MAM employs a variety of platforms, strategies, and modalities to provide access to engagement. We use open-ended questions to support a culture of self-discovery, curiosity, and wonder. We remove obstacles by using common language, and we use appropriate art education vocabulary when the context calls for it. MAM actively reaches out and invites audiences to engage with contemporary art and supports them in that engagement. MAM believes that engaging with art is a life skill. If a museum visit can foster a connection between contemporary art and individuals, people will feel empowered to engage with art anytime, anywhere!
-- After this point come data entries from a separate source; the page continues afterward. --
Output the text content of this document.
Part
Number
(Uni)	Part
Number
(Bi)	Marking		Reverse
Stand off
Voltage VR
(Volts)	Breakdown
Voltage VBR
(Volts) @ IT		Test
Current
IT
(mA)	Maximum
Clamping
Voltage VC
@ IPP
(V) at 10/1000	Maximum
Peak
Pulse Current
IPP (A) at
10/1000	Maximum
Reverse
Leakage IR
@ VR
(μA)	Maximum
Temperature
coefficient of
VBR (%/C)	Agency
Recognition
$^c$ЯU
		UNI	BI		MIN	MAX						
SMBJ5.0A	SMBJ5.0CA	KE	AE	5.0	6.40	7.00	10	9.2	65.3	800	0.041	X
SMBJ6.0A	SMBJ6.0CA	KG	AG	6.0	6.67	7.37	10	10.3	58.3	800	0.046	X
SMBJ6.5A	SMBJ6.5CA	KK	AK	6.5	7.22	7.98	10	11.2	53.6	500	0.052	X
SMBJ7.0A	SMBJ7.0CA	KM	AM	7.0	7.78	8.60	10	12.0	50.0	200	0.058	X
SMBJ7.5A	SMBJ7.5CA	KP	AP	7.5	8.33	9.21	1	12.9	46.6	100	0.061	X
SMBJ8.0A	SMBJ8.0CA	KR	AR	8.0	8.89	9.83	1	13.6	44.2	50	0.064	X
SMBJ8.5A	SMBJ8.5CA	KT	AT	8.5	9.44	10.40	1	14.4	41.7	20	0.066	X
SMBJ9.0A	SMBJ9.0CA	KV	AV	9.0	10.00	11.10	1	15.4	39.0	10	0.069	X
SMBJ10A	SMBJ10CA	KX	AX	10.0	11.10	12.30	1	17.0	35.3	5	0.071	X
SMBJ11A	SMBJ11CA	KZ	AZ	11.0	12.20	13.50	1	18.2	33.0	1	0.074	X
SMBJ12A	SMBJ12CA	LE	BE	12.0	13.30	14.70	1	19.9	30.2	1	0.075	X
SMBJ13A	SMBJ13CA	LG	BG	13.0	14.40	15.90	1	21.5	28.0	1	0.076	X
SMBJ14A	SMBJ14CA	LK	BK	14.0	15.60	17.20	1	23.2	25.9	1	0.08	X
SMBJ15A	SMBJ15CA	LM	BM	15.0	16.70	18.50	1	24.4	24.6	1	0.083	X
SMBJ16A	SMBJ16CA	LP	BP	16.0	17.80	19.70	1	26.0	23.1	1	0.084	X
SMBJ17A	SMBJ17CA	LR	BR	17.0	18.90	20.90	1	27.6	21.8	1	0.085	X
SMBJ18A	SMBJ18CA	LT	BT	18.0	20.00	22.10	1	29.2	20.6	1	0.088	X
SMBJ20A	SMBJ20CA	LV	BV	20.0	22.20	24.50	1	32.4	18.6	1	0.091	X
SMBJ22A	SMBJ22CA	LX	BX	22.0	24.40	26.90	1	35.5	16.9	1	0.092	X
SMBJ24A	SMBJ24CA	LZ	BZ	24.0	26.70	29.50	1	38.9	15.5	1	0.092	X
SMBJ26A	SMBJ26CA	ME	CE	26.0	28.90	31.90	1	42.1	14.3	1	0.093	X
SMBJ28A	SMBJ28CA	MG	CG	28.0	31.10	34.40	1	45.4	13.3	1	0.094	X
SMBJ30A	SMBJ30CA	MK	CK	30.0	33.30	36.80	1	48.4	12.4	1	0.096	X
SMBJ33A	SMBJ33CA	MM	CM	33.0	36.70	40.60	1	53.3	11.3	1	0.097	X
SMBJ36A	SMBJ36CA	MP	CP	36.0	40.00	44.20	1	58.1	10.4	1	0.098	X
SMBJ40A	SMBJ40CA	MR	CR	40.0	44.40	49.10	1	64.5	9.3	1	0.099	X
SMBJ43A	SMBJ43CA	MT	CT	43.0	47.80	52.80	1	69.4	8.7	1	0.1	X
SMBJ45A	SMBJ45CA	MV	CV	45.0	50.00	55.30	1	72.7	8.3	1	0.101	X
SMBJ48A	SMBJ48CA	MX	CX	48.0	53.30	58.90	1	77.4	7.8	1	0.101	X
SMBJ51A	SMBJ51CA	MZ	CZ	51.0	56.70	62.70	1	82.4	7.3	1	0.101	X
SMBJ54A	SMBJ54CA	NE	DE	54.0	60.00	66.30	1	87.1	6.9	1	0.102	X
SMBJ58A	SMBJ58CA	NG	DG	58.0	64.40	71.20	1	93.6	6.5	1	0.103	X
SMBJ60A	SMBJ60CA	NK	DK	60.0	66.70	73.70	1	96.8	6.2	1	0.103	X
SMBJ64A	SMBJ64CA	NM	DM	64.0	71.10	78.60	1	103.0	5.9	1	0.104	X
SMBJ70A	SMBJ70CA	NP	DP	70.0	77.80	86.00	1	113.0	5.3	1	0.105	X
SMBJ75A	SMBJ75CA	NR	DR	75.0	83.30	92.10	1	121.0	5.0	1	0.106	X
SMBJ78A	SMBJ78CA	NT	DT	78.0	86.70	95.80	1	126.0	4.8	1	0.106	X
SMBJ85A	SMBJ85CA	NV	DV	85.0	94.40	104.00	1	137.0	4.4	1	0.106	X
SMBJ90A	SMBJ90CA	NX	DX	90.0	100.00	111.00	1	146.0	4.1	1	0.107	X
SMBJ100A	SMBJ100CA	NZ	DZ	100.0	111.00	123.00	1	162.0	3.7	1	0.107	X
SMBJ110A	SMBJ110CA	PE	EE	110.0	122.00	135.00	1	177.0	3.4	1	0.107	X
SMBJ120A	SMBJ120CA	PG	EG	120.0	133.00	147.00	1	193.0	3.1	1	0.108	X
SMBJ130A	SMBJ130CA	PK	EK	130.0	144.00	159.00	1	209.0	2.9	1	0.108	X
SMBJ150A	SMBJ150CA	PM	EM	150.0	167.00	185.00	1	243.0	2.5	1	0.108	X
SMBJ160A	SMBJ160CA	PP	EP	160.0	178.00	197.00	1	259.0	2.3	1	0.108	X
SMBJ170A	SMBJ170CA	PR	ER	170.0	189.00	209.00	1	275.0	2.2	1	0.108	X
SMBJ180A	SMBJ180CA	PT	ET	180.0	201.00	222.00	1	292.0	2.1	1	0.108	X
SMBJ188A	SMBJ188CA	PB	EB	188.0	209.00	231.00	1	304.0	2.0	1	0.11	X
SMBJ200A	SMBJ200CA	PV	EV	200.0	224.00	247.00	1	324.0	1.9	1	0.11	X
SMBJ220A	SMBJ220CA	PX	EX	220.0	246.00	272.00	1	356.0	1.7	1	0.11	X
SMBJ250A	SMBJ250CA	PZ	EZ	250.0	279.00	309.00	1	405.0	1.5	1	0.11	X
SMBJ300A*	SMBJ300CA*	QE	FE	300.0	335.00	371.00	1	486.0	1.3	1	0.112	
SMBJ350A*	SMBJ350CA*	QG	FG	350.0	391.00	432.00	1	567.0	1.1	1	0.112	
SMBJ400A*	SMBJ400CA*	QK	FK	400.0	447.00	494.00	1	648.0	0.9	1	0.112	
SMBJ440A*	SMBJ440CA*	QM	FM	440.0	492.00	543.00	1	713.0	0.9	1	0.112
Learn about Museum as Megaphone, the museum's free distance-learning platform:
MAM’s Radical Welcome
The Radical Welcome is a strategy to remove barriers to entry and engagement for everyone. MAM invites people of all backgrounds, abilities, and interests to engage with contemporary art, foster their creativity, build community, and catalyze civic engagement. FREE admission MAM is a gift to every visitor. We believe free admission is the best way to make great works of contemporary art democratically available to all. In addition to free admission, MAM offers funding for bus transportation to Tribal and rural communities for the majority of its educational outreach programs. Schools visit from the Flathead Indian Reservation and communities in Mineral and Sanders County to the north of Missoula, the Bitterroot Valley, and Granite County to the south. MAM also shows respect towards indigenous cultures that once resided on the land now occupied by the museum.